Rahiri, orero, chants, danse… Une ode à la culture polynésienne qui a marqué aussi la grande cérémonie de Paris. Comme un bouquet final à cette célébration polynésienne, les délégations ont été présentées en direct à Paris grâce à la retransmission de France Télévision. Stéphane n’en a pas raté un seconde. Comme si le temps s’était figé, la Polynésie avec son lagon, son sable noir, ses couronnes de fleurs est apparue aux yeux du monde près de la tour Eiffel où les Jeux Olympiques étaient à la fête.
“C'est magique de voir défiler les athlètes sur la Seine et en même temps d’avoir cet évènement ici a Papara, un évènement unique. Il fallait que je sois là aujourd’hui”, raconte le quinquagénaire encore ébahi par l’organisation de ces cérémonies. Le fruit d’un travail de longue haleine. Il aura fallu quatre mois de préparation pour les équipes de Tahiti. Les artistes ont été dirigés par une femme de talent, Heimoana Metua, chef de troupe de Teva i Uta, et grande maîtresse de cette cérémonie polynésienne. “Ouf c’est fini ! Je suis contente et heureuse, tout s’est bien passé ! Il y a eu quelques imprévus mais rien qui n’ait gâché la fête. Et terminer avec Paris, c’était magnifique”.

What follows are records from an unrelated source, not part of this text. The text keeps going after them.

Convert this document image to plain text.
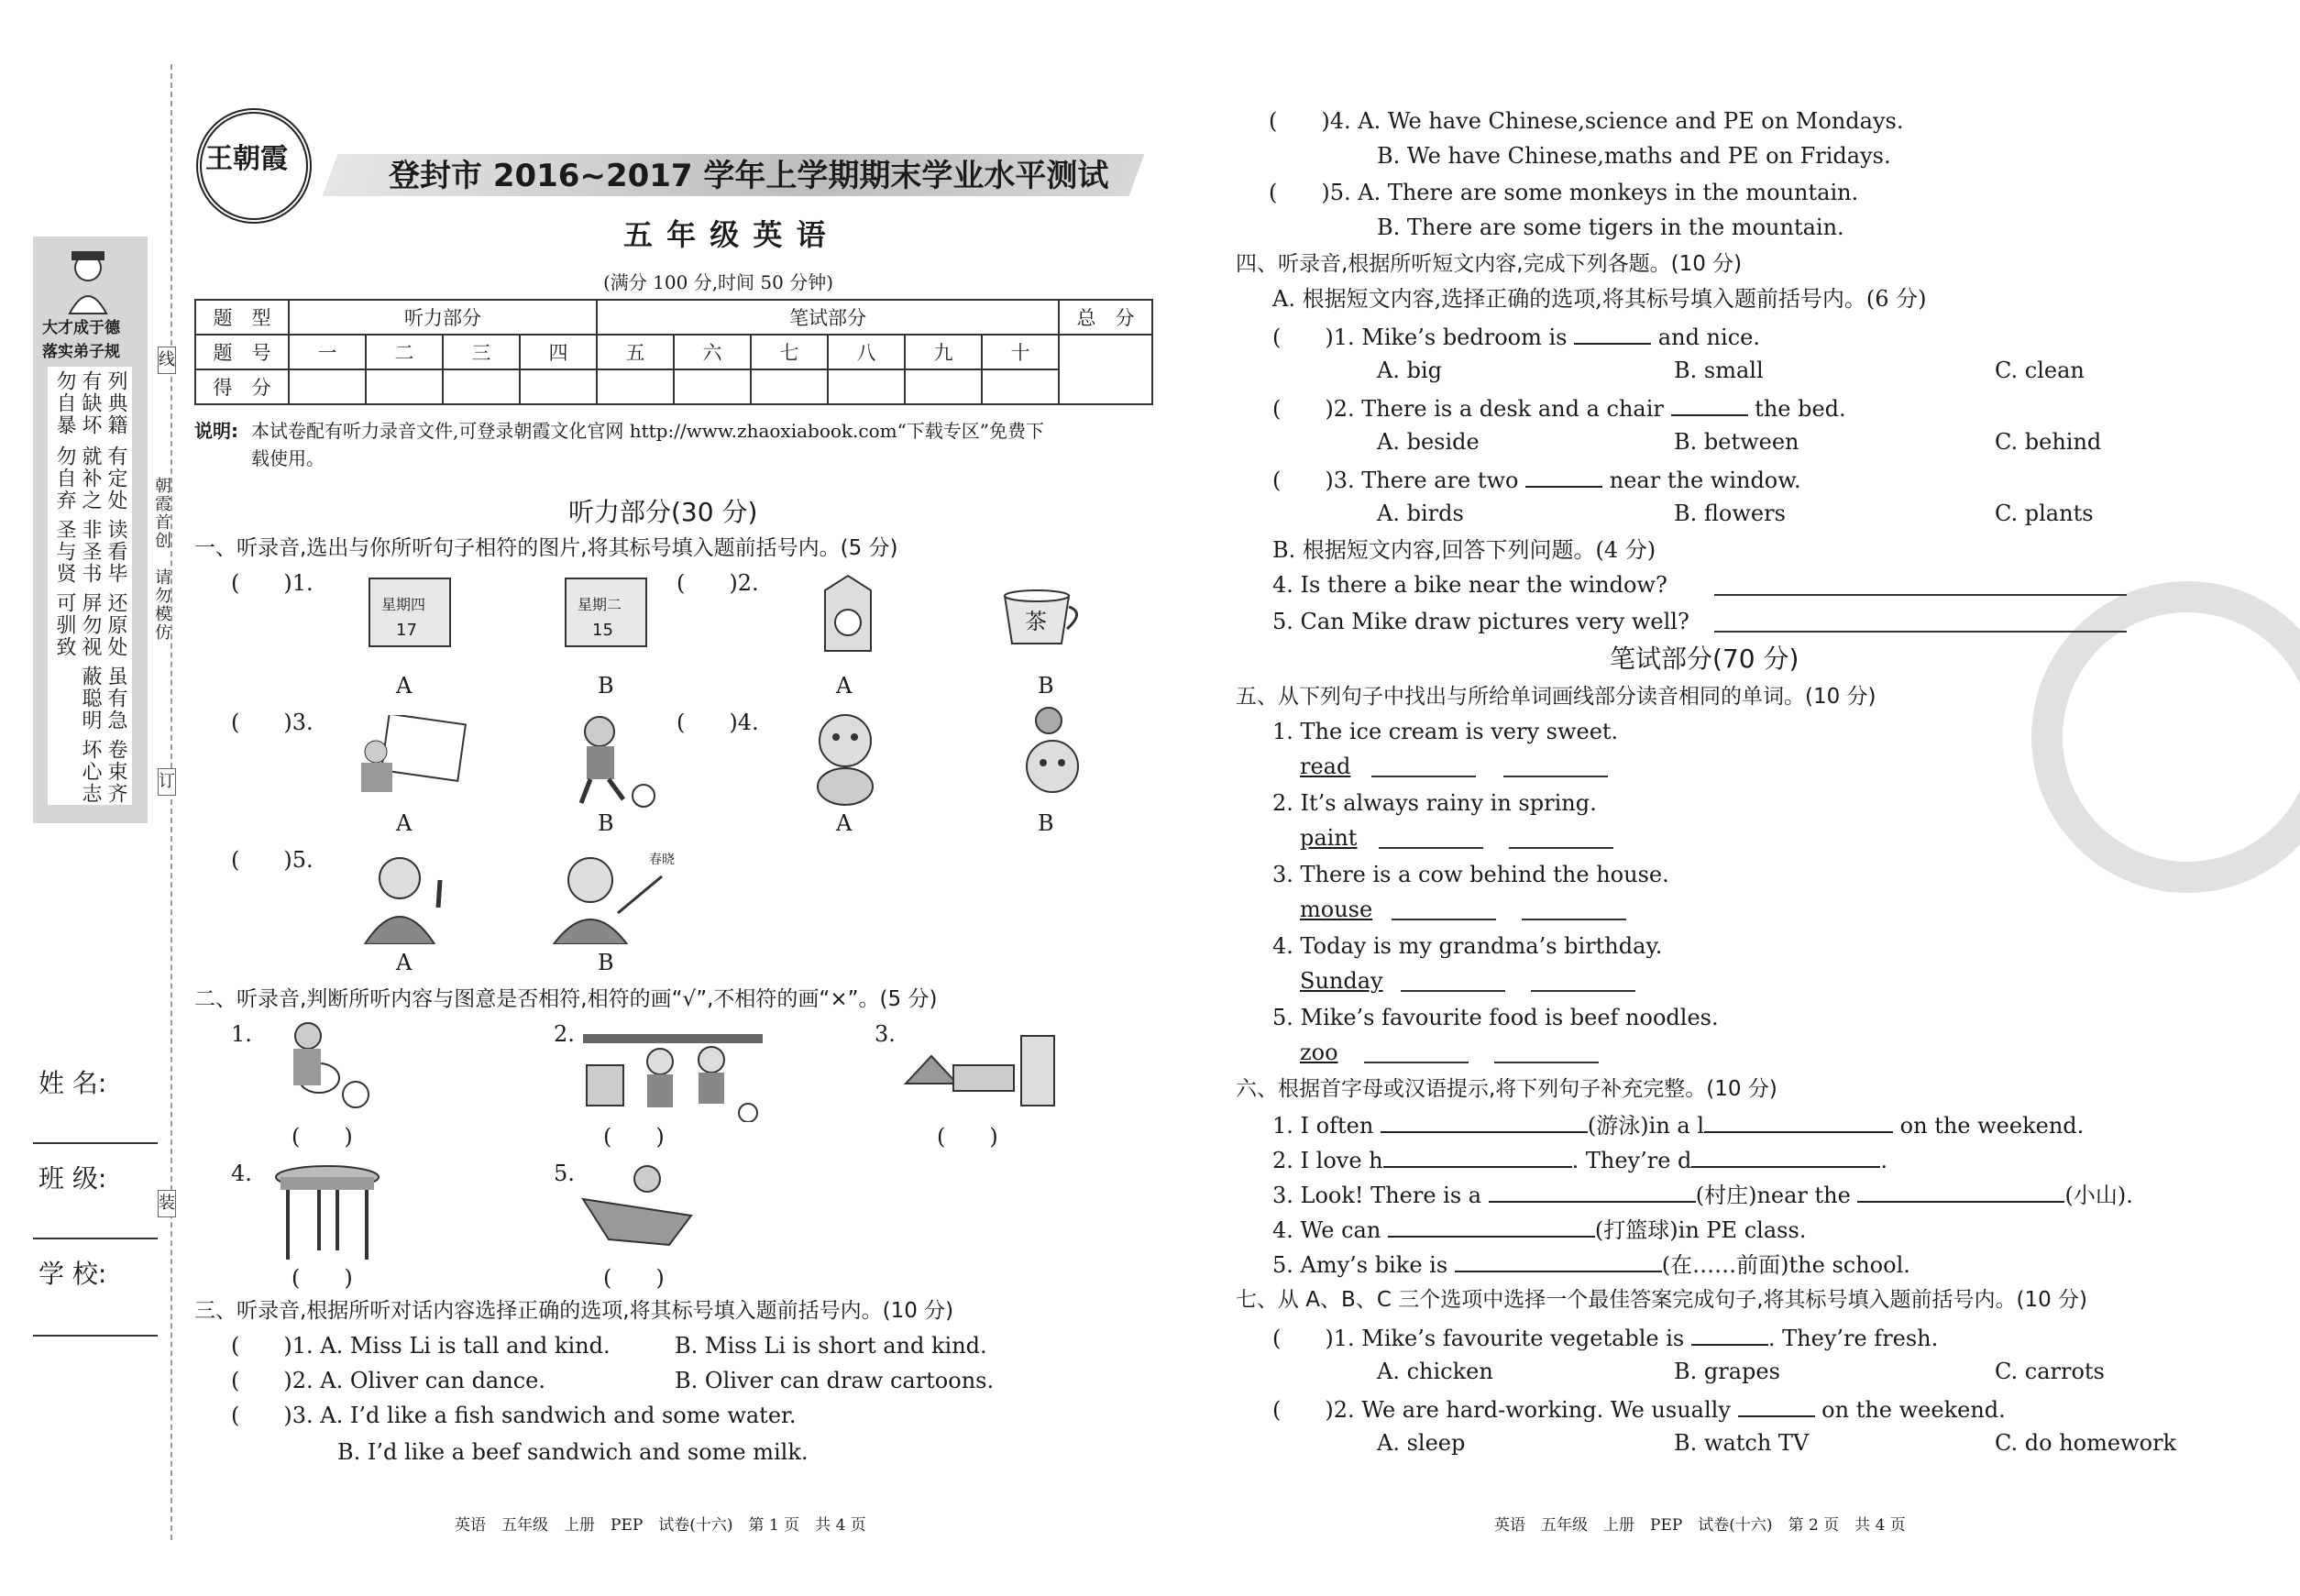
线
订
装
大才成于德
落实弟子规
勿自暴 有缺坏 列典籍
勿自弃 就补之 有定处
圣与贤 非圣书 读看毕
可驯致 屏勿视 还原处
蔽聪明 虽有急
坏心志 卷束齐
朝霞首创
请勿模仿
姓 名:
班 级:
学 校:
王朝霞	登封市 2016~2017 学年上学期期末学业水平测试
五 年 级 英 语
(满分 100 分,时间 50 分钟)
题　型	听力部分				笔试部分						总　分
题　号	一	二	三	四	五	六	七	八	九	十	
得　分											
说明: 本试卷配有听力录音文件,可登录朝霞文化官网 http://www.zhaoxiabook.com“下载专区”免费下
载使用。
听力部分(30 分)
一、听录音,选出与你所听句子相符的图片,将其标号填入题前括号内。(5 分)
(　　)1.
星期四
17
星期二
15
A	B
(　　)2.
茶
A	B
(　　)3.
A	B
(　　)4.
A	B
(　　)5.	春晓
A	B
二、听录音,判断所听内容与图意是否相符,相符的画“√”,不相符的画“×”。(5 分)
1.
(　　)
2.
(　　)
3.
(　　)
4.
(　　)
5.
(　　)
三、听录音,根据所听对话内容选择正确的选项,将其标号填入题前括号内。(10 分)
(　　)1. A. Miss Li is tall and kind.	B. Miss Li is short and kind.
(　　)2. A. Oliver can dance.	B. Oliver can draw cartoons.
(　　)3. A. I’d like a fish sandwich and some water.
B. I’d like a beef sandwich and some milk.
英语　五年级　上册　PEP　试卷(十六)　第 1 页　共 4 页
(　　)4. A. We have Chinese,science and PE on Mondays.
B. We have Chinese,maths and PE on Fridays.
(　　)5. A. There are some monkeys in the mountain.
B. There are some tigers in the mountain.
四、听录音,根据所听短文内容,完成下列各题。(10 分)
A. 根据短文内容,选择正确的选项,将其标号填入题前括号内。(6 分)
(　　)1. Mike’s bedroom is	and nice.
A. big	B. small	C. clean
(　　)2. There is a desk and a chair	the bed.
A. beside	B. between	C. behind
(　　)3. There are two	near the window.
A. birds	B. flowers	C. plants
B. 根据短文内容,回答下列问题。(4 分)
4. Is there a bike near the window?
5. Can Mike draw pictures very well?
笔试部分(70 分)
五、从下列句子中找出与所给单词画线部分读音相同的单词。(10 分)
1. The ice cream is very sweet.
read
2. It’s always rainy in spring.
paint
3. There is a cow behind the house.
mouse
4. Today is my grandma’s birthday.
Sunday
5. Mike’s favourite food is beef noodles.
zoo
六、根据首字母或汉语提示,将下列句子补充完整。(10 分)
1. I often	(游泳)in a l	on the weekend.
2. I love h	. They’re d	.
3. Look! There is a	(村庄)near the	(小山).
4. We can	(打篮球)in PE class.
5. Amy’s bike is	(在……前面)the school.
七、从 A、B、C 三个选项中选择一个最佳答案完成句子,将其标号填入题前括号内。(10 分)
(　　)1. Mike’s favourite vegetable is	. They’re fresh.
A. chicken	B. grapes	C. carrots
(　　)2. We are hard-working. We usually	on the weekend.
A. sleep	B. watch TV	C. do homework
英语　五年级　上册　PEP　试卷(十六)　第 2 页　共 4 页
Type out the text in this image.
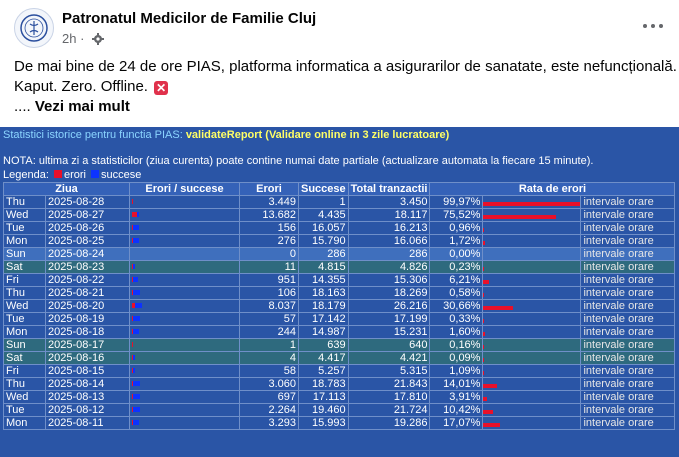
Patronatul Medicilor de Familie Cluj
2h ·
De mai bine de 24 de ore PIAS, platforma informatica a asigurarilor de sanatate, este nefuncțională.
Kaput. Zero. Offline. ✕
.... Vezi mai mult
Statistici istorice pentru functia PIAS: validateReport (Validare online in 3 zile lucratoare)
NOTA: ultima zi a statisticilor (ziua curenta) poate contine numai date partiale (actualizare automata la fiecare 15 minute).
Legenda: erori succese
Ziua		Erori / succese	Erori	Succese	Total tranzactii	Rata de erori		
Thu	2025-08-28		3.449	1	3.450	99,97%		intervale orare
Wed	2025-08-27		13.682	4.435	18.117	75,52%		intervale orare
Tue	2025-08-26		156	16.057	16.213	0,96%		intervale orare
Mon	2025-08-25		276	15.790	16.066	1,72%		intervale orare
Sun	2025-08-24		0	286	286	0,00%		intervale orare
Sat	2025-08-23		11	4.815	4.826	0,23%		intervale orare
Fri	2025-08-22		951	14.355	15.306	6,21%		intervale orare
Thu	2025-08-21		106	18.163	18.269	0,58%		intervale orare
Wed	2025-08-20		8.037	18.179	26.216	30,66%		intervale orare
Tue	2025-08-19		57	17.142	17.199	0,33%		intervale orare
Mon	2025-08-18		244	14.987	15.231	1,60%		intervale orare
Sun	2025-08-17		1	639	640	0,16%		intervale orare
Sat	2025-08-16		4	4.417	4.421	0,09%		intervale orare
Fri	2025-08-15		58	5.257	5.315	1,09%		intervale orare
Thu	2025-08-14		3.060	18.783	21.843	14,01%		intervale orare
Wed	2025-08-13		697	17.113	17.810	3,91%		intervale orare
Tue	2025-08-12		2.264	19.460	21.724	10,42%		intervale orare
Mon	2025-08-11		3.293	15.993	19.286	17,07%		intervale orare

Toutes les petites mains de la cellule de Tuaro Nui ont contribué à faire de cette fête l’une des emblématiques des Jeux Olympiques de Paris 2024. “On a eu des grands moments de doute mais on y est arrivé ! Je suis fière de mes équipes, fière d’avoir réussi à défendre les intérêts de notre population.”, lance Nahema Temarii, la ministre des Sports, soulagée aussi que cet événement était une réussite. Même si dans le public, certains regrettent qu’il n’ait pas eu lieu à Teahupoo, site des épreuves de surf des JO.
“C’était très beau mais c’est dommage que ce n’était pas chez nous, on est de la presqu’île, ça se passe chez nous, on aurait bien aimé avoir cette cérémonie”, estime Rose aux côtés de sa fille qui repart néanmoins de cette fête avec le sourire et la fierté d’être Polynésienne. Elle est loin d’être la seule. Parmi le public, le président de la fédération française de surf. “Le mana est avec nous. Je crois qu’il va falloir s’en inspirer, partout”, raconte Jacques Lajuncomme marqué par le sourire, les odeurs de tiare et cette ode à la culture polynésienne. Une ode qui a marqué les esprits de cette cérémonie d'ouverture des JO 2024 à Tahiti.